Et puis, l’usage des datas récoltées aux champs soulève aussi son lot de questionnements. « Si c’est bien l’exploitant qui, de par son activité, produit ces données, leur analyse, agrégation et recoupement avec d’autres, ainsi que leur valorisation en une information utilisable, restent très souvent du ressort de tiers spécialisés », explique Guillaume Joyau. De quoi s’interroger sur l’utilisation qui est faite des données, sur leur portabilité ou encore leur stockage… La charte et le label Data-agri, créés à l’initiative du Conseil de l’Agriculture Française (dont la FNSEA est membre), visent à instaurer une éthique et des pratiques loyales dans le numérique agricole. « En assurant la transparence et en garantissant la maîtrise de l’usage des données à l’agriculteur, on crée un contexte favorable à l’utilisation des données par l’ensemble des acteurs de la chaîne. Ce sont des questions primordiales pour structurer l’écosystème qui se met en place » résume Guillaume Joyau.
Émergence d’une « Smart Agriculture », ou agriculture de précision
D’autant que l’analyse et l’interprétation de la « Big Data agricole » représentent aujourd’hui l’opportunité de révolutionner en profondeur les pratiques agricoles.

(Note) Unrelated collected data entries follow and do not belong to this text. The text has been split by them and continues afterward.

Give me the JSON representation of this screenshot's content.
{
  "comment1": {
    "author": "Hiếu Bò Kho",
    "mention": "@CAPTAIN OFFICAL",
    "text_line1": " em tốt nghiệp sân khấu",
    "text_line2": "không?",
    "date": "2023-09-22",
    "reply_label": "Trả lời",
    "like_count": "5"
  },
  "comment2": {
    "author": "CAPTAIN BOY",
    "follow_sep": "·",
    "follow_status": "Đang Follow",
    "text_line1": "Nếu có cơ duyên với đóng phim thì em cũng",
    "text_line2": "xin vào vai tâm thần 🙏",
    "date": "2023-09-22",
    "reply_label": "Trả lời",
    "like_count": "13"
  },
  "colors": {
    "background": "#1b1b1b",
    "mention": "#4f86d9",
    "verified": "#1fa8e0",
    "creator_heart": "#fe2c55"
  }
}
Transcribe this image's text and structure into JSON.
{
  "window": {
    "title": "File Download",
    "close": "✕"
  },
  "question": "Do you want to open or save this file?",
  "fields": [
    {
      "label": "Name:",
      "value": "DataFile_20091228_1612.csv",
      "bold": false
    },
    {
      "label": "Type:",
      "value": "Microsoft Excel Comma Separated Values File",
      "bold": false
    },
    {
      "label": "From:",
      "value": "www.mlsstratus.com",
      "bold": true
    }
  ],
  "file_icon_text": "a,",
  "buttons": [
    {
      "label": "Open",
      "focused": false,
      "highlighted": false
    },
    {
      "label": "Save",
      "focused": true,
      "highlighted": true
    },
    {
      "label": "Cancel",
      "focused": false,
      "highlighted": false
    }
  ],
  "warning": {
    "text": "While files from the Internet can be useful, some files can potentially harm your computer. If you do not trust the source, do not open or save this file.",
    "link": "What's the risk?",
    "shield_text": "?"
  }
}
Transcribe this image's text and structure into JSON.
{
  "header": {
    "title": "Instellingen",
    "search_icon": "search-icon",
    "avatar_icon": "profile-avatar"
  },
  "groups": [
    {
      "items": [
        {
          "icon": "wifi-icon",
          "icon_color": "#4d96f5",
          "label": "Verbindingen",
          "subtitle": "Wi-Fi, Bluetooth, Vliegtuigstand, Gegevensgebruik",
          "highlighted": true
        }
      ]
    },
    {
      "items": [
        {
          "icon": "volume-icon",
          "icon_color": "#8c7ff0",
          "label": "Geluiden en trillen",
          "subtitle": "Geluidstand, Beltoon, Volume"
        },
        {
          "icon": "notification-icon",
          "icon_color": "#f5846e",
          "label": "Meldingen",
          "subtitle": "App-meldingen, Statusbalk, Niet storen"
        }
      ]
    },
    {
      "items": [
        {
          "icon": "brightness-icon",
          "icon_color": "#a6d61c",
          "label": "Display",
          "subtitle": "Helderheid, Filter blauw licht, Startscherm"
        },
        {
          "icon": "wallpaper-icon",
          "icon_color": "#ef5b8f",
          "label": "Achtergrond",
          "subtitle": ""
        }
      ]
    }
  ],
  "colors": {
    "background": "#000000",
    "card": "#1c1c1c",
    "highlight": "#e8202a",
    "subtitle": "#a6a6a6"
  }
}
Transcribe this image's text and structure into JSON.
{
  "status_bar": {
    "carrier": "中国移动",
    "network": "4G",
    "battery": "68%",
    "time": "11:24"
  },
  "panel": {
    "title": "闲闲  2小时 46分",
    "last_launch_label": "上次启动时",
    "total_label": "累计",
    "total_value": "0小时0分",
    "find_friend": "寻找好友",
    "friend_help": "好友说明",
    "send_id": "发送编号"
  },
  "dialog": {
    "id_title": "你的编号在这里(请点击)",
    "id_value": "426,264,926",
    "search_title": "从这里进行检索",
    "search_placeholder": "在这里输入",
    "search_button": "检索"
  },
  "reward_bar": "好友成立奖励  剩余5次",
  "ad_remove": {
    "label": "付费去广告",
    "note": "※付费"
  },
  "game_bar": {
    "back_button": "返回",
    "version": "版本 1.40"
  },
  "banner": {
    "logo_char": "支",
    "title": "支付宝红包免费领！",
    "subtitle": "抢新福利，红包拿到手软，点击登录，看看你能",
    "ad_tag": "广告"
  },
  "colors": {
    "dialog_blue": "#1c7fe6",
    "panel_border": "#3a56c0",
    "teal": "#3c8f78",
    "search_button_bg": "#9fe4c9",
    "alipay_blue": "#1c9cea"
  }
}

« La collecte doit avoir une visée très précise et utile, pour constituer une véritable aide au pilotage de l’exploitation. Si un porteur autonome est capable, en même temps qu’il désherbe une parcelle de salades, de compter les plants et de les localiser dans l’espace pour fournir à l’agriculteur une carte de son champ, du nombre de têtes et de leur diamètre moyen, cela lui donne un niveau d’information extrêmement élevé pour optimiser la manière dont il fait pousser ses plantes », illustre Jean Inderchit de Naïo. Prédiction de rendements, amélioration des pratiques ou encore détection précoce des maladies – permettant d’agir localement pour éviter la pulvérisation de produits néfastes pour l’environnement et l’utilisateur – sont autant de sujets au service desquels les données peuvent faire beaucoup, ouvrant la voie à une agriculture de précision.
Pour Guillaume Joyau, il est évident que « le numérique est un des moyens de répondre à beaucoup des nouveaux enjeux auxquels nous sommes confrontés. Avec le changement climatique par exemple, ce sont des maladies différentes, une surveillance différente et de nouveaux risques qui émergent, que les outils digitaux vont permettre de mieux gérer. Et de la même manière que le machinisme a métamorphosé l’agriculture dans les années 60, ces technologies vont très certainement nous amener à changer la façon d’approcher la production et le paysage agricole, en dessinant de nouveaux modèles ».